Lily and the Shining Dragons by Holly Webb. Orchard Books, 2012 (UK), Hodder & Stoughton,
Book Two of the series picks up with the girls are still at the circus. They are both doing well, though Georgie is most at home exploring non-magical skills, while Lily’s growing magic pushes and sparkles inside her, begging to be used. When they are offered a home with a relative who recognizes their features during a performance, they have no reason to refuse. But things are not as they seem, and soon Lily and Georgie are on the run again, this time from the Queen’s Men, the enforcers of the anti-magic laws. It turns out that there is a prison-like boarding school for children with magic, and that the Queen’s Men have decidedly unpleasant means of making sure that the captive children can’t do any magic.
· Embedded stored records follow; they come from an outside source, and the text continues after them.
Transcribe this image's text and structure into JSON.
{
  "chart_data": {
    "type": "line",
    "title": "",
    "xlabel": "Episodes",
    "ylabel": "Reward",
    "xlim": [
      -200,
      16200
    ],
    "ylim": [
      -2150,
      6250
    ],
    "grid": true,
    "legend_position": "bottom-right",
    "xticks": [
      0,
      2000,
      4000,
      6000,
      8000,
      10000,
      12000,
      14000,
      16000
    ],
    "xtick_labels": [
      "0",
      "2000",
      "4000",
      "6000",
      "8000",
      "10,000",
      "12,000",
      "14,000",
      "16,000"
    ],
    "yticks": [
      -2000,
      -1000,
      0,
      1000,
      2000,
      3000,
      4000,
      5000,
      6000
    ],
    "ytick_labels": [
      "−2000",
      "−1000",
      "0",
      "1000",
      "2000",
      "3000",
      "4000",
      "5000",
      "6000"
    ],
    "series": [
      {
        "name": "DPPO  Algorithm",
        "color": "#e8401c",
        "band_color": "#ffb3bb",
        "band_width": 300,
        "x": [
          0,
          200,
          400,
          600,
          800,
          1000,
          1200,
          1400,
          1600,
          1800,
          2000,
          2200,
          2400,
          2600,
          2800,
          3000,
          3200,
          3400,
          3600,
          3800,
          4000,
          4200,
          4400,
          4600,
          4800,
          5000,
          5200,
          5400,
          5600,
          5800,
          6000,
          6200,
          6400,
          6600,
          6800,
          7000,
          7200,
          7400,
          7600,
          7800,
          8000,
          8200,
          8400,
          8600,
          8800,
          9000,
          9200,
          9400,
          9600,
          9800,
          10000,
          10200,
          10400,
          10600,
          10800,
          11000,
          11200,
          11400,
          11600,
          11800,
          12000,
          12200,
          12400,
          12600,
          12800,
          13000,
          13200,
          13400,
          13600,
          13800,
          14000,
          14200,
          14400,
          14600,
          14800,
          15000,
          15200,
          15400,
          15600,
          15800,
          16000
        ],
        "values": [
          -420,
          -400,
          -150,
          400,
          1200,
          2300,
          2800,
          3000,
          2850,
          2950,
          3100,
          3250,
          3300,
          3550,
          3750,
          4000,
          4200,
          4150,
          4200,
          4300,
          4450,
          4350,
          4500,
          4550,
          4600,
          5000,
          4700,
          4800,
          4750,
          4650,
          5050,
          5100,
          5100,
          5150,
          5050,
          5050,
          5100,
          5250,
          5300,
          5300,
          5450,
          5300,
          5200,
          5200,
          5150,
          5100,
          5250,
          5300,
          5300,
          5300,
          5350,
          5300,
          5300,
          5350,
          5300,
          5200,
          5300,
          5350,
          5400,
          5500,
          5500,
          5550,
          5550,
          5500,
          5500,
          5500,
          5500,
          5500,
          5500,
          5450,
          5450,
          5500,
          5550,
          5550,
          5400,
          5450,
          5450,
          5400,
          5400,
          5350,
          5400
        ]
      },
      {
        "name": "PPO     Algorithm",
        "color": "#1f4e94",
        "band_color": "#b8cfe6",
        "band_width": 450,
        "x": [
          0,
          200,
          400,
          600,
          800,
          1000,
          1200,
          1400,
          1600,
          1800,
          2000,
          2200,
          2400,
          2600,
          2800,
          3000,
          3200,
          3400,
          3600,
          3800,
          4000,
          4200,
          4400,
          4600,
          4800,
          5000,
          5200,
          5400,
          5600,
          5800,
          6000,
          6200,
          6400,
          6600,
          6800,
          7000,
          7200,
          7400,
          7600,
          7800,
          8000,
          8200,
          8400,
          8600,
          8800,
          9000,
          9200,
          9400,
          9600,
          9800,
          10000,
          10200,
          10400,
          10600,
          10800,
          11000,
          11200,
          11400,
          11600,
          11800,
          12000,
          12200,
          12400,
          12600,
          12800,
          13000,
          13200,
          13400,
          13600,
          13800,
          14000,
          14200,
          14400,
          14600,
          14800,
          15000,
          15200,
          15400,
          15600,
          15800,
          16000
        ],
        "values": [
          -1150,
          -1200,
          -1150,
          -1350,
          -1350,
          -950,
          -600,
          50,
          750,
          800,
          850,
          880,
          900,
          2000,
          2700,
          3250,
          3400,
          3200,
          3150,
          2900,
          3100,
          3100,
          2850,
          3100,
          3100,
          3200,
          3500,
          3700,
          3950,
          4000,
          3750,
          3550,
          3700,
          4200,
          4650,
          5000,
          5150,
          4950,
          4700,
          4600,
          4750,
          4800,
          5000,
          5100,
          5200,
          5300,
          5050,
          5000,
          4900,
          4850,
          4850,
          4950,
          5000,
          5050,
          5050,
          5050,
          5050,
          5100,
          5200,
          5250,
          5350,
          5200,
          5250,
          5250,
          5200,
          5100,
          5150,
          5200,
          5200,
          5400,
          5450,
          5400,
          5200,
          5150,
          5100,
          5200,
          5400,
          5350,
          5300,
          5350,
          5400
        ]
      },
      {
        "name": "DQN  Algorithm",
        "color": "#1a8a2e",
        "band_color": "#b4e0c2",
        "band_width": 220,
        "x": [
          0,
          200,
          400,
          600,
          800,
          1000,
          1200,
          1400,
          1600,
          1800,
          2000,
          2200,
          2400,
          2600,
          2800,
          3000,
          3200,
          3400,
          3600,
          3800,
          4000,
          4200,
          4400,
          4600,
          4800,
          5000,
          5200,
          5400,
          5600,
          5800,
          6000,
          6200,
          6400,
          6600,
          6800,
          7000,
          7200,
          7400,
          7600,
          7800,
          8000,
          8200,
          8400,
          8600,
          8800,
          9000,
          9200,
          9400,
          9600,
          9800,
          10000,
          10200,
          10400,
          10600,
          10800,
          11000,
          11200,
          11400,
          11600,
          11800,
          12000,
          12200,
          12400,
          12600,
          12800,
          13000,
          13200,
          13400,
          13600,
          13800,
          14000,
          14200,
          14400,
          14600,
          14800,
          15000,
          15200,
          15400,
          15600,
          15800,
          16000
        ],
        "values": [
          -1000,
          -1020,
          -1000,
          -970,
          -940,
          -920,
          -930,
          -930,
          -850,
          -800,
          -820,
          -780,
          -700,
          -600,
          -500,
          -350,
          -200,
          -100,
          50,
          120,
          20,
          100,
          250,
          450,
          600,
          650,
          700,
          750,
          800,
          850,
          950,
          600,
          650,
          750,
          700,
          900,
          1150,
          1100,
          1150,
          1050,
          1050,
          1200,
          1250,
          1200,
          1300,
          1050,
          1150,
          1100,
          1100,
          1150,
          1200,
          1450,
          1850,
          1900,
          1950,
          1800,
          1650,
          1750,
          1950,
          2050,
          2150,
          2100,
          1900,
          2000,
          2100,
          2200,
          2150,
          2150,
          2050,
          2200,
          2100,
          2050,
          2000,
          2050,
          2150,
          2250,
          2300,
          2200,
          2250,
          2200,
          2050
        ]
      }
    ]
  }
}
Lily and the Prisoner of Magic by Holly Webb. Orchard Books, 2012 (UK), Hodder & Stoughton, 2013
It’s increasingly hard to describe the happenings of the book without spoilers for the previous ones. To keep it short, I’ll say that this book involves a dragon, 40 children, lots of pent-up magic, a trip overseas, two beloved characters from the Rose series, and the continued search for Lily and Georgie’s father. Also, it is not the last book in the series, and it shows.
Lily is a very likeable character, willing to do what it takes to get things done and intensely loyal, especially to her sister and to her friend Peter. Peter, for those looking for books featuring characters with disabilities, is quite a capable person himself and helps the girls out quite as much as they help him. Lily really enjoys her magic, despite the horrible things she’s seen done with it, unlike poor Georgie. The overall message, explicit but not preachy, is that magic itself isn’t good or bad – it’s what one chooses to do with it that matters.
Confirming my suspicions that we got the straight UK edition here in the states, the covers look like they were done by the same artist who did the UK covers for the Rose books. They are pretty and sparkly and girly and certainly worked to attract my daughter. But I much prefer the US covers on the Rose books, which focus on a more realistic and decidedly determined Rose. It’s true that Lily and Georgie have the occasional conversation about clothes, mostly led by Georgie, as Lily isn’t really interested in them. Lily herself is a character that both girls and boys can relate to, and running away from the magic police and dealings with dragons are things that any child would enjoy. I find the china-doll look of the characters on these covers a bit creepy and don’t convey the determined character of the girls at all. Worse, they look to me and my son to be sending the message that they are meant only for girls, instead of letting books be books. That is really a pity – these are solid books with just the right balance of delight and danger to appeal to elementary-aged fantasy fans.
I agree about the covers making them seem less interesting to boys than they might. The adventures are tricksy, involve a lot of skill, cleverness, and physical action – likely to appeal to anyone (even those of us who are now experiencing childhood a third time through our grandchildren). I couldn’t put them down!